Looking back, I remember the first time I ever heard a child call their parent by their first name. It was Christmas day and I was at my grandmother's house celebrating the holiday with my family, which included two much older cousins. They giggled while cleaning up dinner with their father, who they casually kept referring to as “Frank” instead of "Dad." At just eight years old, I understood that there was something mean and hard in it, a severing of something precious.

I'd wear a “Hello my name is mom" sticker everyday if I could.

I remember asking my mom why they did it on the drive home. It was so odd to me that I can still close my eyes and hear their mocking voices. My parents replied that it's something they might do in their household, but not something we do in ours. The answer satisfied me then, but as an adult with children of my own, it still rubs me the wrong way.

Every parent is completely entitled to parent the way that they choose, or the way that they feel is best, but in this situation, something feels off.

Courtesy of Allison Cooper

I have a 9-year-old son and a 1-year-old daughter and neither of them have ever tried calling me by my first name. "Mom" is who I am to them. And that's a name I feel so proud to be called. I'd wear a “Hello my name is mom" sticker everyday if I could. It’s a title that I’ve earned that brings me so much joy every time I hear it because it means that these perfect little faces staring back at me are mine.

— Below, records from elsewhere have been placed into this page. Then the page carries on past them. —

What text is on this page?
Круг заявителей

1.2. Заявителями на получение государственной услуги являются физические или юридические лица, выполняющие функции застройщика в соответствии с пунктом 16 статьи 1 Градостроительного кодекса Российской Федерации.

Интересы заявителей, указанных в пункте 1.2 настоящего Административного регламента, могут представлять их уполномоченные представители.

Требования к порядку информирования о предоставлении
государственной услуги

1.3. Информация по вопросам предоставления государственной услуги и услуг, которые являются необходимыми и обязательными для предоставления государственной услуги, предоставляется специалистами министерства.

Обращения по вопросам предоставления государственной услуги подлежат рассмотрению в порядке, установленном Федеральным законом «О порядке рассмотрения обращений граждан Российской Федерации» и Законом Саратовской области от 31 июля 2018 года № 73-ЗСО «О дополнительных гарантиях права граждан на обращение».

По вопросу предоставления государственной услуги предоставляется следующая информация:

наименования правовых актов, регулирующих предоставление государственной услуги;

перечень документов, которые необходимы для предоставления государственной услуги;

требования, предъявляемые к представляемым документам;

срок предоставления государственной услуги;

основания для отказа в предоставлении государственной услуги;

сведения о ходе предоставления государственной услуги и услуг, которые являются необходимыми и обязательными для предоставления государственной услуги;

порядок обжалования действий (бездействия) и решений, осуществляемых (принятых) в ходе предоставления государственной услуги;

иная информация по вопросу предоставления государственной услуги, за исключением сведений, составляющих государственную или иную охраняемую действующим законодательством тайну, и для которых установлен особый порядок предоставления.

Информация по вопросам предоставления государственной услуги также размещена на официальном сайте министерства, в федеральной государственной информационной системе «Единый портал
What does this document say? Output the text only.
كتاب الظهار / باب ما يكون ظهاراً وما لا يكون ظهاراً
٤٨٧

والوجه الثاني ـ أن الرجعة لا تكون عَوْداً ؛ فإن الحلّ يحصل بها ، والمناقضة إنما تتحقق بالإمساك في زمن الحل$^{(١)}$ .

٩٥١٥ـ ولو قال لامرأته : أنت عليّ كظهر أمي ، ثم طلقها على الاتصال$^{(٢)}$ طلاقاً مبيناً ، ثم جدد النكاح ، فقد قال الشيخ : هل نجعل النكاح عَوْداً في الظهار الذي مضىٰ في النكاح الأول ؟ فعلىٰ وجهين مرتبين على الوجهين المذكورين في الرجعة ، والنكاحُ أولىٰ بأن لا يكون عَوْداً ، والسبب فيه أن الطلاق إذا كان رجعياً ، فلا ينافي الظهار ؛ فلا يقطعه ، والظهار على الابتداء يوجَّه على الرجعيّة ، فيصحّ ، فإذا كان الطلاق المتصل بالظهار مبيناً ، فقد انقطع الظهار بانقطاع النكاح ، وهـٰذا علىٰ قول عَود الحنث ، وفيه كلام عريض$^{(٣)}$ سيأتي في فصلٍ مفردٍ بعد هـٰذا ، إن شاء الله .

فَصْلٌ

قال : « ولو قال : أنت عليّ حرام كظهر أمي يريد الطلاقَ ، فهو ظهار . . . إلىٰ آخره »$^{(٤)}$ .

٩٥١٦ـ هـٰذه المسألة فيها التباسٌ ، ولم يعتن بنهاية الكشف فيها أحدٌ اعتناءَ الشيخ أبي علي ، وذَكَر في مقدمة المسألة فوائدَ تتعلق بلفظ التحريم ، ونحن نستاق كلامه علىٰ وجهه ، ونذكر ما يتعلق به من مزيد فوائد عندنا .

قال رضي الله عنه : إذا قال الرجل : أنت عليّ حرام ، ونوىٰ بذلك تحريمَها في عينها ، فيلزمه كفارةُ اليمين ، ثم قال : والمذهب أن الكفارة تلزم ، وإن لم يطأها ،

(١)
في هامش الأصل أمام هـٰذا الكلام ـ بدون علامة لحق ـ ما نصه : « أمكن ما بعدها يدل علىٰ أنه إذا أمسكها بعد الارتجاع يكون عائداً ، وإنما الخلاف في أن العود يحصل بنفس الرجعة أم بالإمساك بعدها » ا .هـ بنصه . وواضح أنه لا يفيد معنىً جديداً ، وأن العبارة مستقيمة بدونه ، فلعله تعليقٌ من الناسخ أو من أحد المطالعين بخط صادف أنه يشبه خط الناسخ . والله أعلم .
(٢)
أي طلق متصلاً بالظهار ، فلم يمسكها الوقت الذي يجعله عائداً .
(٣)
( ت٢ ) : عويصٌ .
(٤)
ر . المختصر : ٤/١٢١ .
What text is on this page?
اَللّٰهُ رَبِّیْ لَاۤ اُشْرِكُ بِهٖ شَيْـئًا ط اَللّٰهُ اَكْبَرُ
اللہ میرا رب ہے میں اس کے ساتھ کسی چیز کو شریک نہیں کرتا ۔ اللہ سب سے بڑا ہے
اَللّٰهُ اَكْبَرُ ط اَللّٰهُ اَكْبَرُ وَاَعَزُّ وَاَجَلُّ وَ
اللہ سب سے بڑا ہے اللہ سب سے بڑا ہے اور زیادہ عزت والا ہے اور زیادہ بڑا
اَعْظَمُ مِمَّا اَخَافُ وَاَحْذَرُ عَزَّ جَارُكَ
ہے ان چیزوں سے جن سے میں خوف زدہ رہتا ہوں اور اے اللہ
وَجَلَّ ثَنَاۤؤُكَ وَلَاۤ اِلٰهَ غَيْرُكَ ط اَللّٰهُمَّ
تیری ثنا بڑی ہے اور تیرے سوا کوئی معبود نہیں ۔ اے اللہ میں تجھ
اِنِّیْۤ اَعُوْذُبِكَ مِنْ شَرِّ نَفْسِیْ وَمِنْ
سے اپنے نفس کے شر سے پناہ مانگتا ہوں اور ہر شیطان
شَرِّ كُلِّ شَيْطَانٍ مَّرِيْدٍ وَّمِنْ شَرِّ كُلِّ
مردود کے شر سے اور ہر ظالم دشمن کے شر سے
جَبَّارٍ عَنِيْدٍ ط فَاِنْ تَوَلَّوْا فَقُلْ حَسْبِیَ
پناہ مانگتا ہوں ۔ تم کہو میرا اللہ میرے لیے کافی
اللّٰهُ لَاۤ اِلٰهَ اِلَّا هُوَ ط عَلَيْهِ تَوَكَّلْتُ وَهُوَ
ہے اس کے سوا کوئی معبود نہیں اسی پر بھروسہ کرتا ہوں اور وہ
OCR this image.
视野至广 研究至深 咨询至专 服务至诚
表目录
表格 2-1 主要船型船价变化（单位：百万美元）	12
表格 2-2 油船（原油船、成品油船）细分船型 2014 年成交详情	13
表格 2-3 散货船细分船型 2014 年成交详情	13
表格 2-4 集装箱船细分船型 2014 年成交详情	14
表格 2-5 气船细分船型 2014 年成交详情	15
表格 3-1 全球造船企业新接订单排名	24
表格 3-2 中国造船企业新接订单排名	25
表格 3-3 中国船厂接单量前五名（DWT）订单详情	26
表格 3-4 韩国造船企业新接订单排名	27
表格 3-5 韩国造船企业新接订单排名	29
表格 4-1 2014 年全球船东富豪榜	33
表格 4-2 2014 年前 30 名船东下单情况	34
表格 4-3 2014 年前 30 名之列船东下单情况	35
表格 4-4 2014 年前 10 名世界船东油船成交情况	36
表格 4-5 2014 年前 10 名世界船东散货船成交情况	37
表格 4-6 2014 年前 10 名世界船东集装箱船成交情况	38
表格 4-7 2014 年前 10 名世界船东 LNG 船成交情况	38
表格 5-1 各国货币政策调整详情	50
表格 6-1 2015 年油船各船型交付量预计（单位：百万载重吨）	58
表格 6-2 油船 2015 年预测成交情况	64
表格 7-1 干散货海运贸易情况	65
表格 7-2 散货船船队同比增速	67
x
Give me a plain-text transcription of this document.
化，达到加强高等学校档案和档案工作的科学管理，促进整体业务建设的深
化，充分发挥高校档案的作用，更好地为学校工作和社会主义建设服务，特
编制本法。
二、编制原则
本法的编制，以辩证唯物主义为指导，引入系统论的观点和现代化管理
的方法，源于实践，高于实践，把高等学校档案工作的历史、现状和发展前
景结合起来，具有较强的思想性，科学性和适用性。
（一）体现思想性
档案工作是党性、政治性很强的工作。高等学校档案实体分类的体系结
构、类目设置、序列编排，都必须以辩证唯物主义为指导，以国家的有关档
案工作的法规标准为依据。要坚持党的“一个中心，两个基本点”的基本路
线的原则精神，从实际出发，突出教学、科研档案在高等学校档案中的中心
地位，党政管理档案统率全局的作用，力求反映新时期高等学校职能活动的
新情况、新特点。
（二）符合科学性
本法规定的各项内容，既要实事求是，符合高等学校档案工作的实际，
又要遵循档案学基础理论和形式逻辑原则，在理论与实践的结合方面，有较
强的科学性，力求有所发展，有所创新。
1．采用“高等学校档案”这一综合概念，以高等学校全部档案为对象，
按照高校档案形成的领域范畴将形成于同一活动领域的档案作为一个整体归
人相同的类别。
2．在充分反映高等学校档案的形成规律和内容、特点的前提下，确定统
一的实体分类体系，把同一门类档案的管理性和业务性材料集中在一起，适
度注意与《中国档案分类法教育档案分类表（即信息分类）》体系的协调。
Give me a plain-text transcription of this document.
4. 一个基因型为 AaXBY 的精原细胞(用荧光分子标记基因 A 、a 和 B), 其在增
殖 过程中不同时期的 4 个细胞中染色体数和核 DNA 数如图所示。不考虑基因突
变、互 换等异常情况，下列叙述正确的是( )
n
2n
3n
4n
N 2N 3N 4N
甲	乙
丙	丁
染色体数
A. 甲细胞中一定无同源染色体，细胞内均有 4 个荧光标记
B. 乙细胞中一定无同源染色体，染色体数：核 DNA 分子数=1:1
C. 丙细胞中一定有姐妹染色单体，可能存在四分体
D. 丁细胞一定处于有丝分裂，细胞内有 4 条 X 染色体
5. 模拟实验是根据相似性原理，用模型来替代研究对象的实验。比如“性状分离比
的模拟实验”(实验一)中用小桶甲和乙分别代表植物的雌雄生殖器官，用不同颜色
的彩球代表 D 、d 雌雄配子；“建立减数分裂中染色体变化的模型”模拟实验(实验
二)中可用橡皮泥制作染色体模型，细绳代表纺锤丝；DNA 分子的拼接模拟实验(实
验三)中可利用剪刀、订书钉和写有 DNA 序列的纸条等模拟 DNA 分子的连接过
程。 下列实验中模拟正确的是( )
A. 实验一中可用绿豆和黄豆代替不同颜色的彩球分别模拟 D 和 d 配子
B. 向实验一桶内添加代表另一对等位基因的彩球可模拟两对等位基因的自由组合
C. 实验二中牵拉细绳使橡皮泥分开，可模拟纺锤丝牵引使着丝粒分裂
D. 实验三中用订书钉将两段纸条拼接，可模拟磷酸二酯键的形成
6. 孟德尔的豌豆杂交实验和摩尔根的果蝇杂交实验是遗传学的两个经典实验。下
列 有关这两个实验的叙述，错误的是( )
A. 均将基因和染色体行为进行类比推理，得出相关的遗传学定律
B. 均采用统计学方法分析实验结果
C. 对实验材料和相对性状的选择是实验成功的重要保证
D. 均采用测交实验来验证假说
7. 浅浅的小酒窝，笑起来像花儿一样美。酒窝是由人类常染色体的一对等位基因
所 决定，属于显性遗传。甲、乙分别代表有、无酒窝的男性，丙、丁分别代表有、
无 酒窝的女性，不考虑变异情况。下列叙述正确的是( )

Calling me by my first name downgrades my role. It would put me on friendship level. Yes, I want that friendship bond, but I always want my children to know that I’m older and wiser, that I’ve been through everything they’re about to experience, so coming to me for guidance is important.

Look, I'm the only mom my kids have. Everyone else in the world can be a Stacy, a Hannah, a Madison, but parents are the rock that your kid is supposed to be able to rest on, the one constant, the only. I want the title of mom to give my kids just as much comfort as it gives me. There is nothing so defining, so joyous as the word mom, and I won’t let trendy Millennials change that.